Humility and Creative Outcomes

Humility and truth are good things, but humility is better. Here is why.

Imagine you are driving on a highway you have never driven before in a foreign country. Your map app has failed you and you are on your own. You take an exit, turn onto a boulevard, and after a few seconds you realize you are going the wrong way down a one-way street. 

What is your response? It is to turn around or get off the road as soon as possible. Now, you may not think of that as a “humble” response, only a necessary one. But it qualifies as humble in this way: you have adapted to the truth of your situation. It is a one-way street, and you had best accommodate that reality. 

Now, let us say that in those few seconds, a police officer sees what happens and comes to you. 

“Sorry, officer,” you say, “this is my first day in the country, and I did not know.”

The officer has two choices. He may say, “That’s fine, you immediately course-corrected. I will let you off this time.” Or he could say, “First day or last, you broke the law. Here’s the fine.” But the fact that he even has two choices – one of them being to let you off the hook – is predicated on your humble response to your error. Do you see how humility creates that possibility? 

When you adapt to the truth of your situation, it opens the door for creative outcomes.

Let us take the scenario further. You find yourself driving the wrong way on the one-way street and decide, “There’s not that many cars and this makes for a short cut; I will drive the wrong way.” In this case, you are not adapting to the truth of how this street operates; you are willfully placing your purpose over and above it. You are making yourself the center and causing any oncoming drivers to adapt to you rather than the other way around. 

Now, let us say the police officer sees you driving for an extended distance down that one-way street and pulls you over. You may say to him, “Sorry, but it’s my first day in the country and I saw a short cut.” How likely is it that the officer will accommodate you? Not likely at all. For you have willfully overridden the rule of the road. There is no humility in your position. Therefore the officer has only one possibility before him regarding you: to enforce the law. 

This is why, in the pairing of humility and truth, humility is to be preferred. For humility informs your sincerity, and when you are sincerely wrong, there is the possibility of being shown mercy – or at least a tempered judgment if the law must be enforced. But to be willfully wrong in the face of the truth of a matter is to eliminate the possibility of mercy. The future narrows down to one outcome. There is no creative alternative.   

Humility informs our desire for efficiency and control with a better value: discovering new possibilities. 

Now, let us completely reverse the matter to prove the point that humility is better. Let us say you are driving the correct direction down that one-way street, but you are in a hurry. “If I speed a bit, I will cut my travel time,” you say. “If I slalom the cars, I will get to my goal faster.” And so, in spite of the startling of other drivers and the frustration you cause them, you get ahead. (True, they all catch up to you at the next red light, but at least you won that lap of the race!)

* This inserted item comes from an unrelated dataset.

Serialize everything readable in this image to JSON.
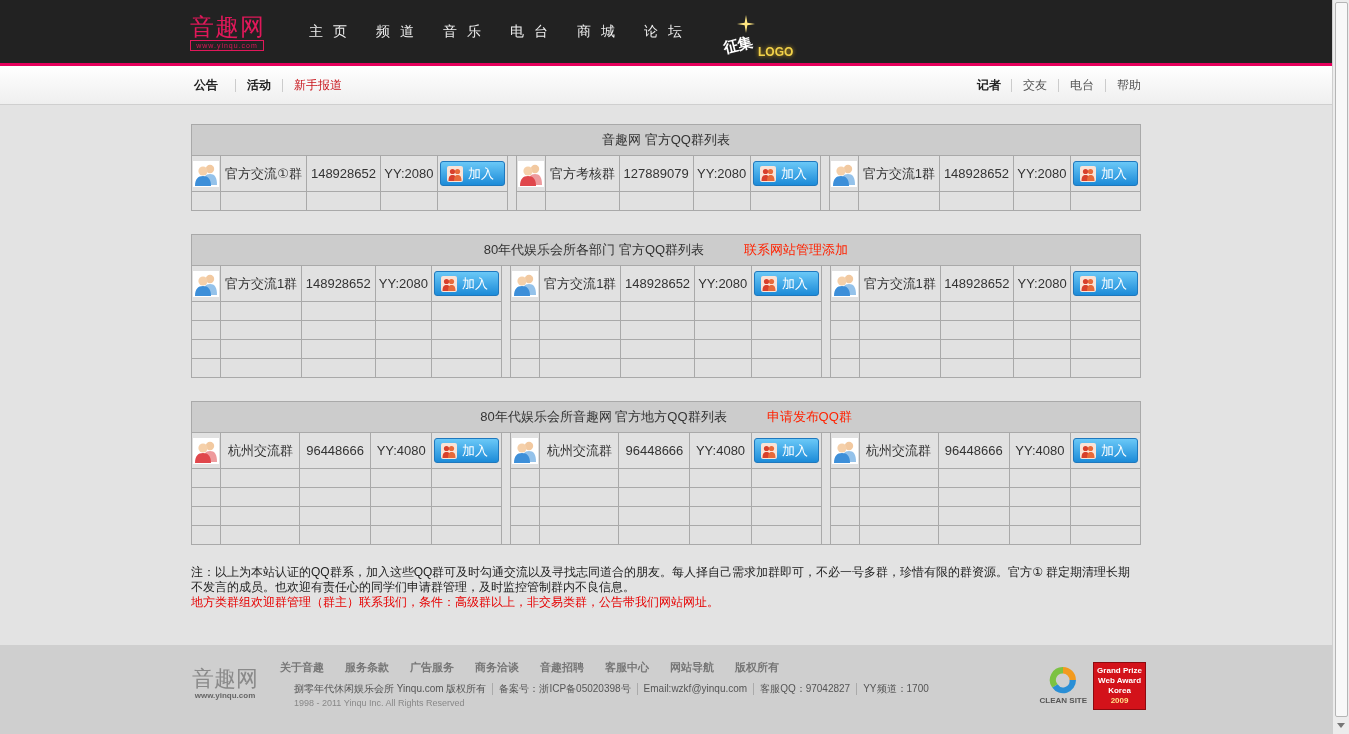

Do you see the tension both in and around you? This is because, even though you have adapted to the truth of the rule of the road, others are not experiencing your truth as love. You cannot enjoy the journey, for you are only thinking about yourself. All others become hindrances to your goal because you lack humility. 

Humility may not ensure efficiency. It may not give you control of a situation. But it does prop open the door of possibilities. You need those possibilities. You need grace for your journey.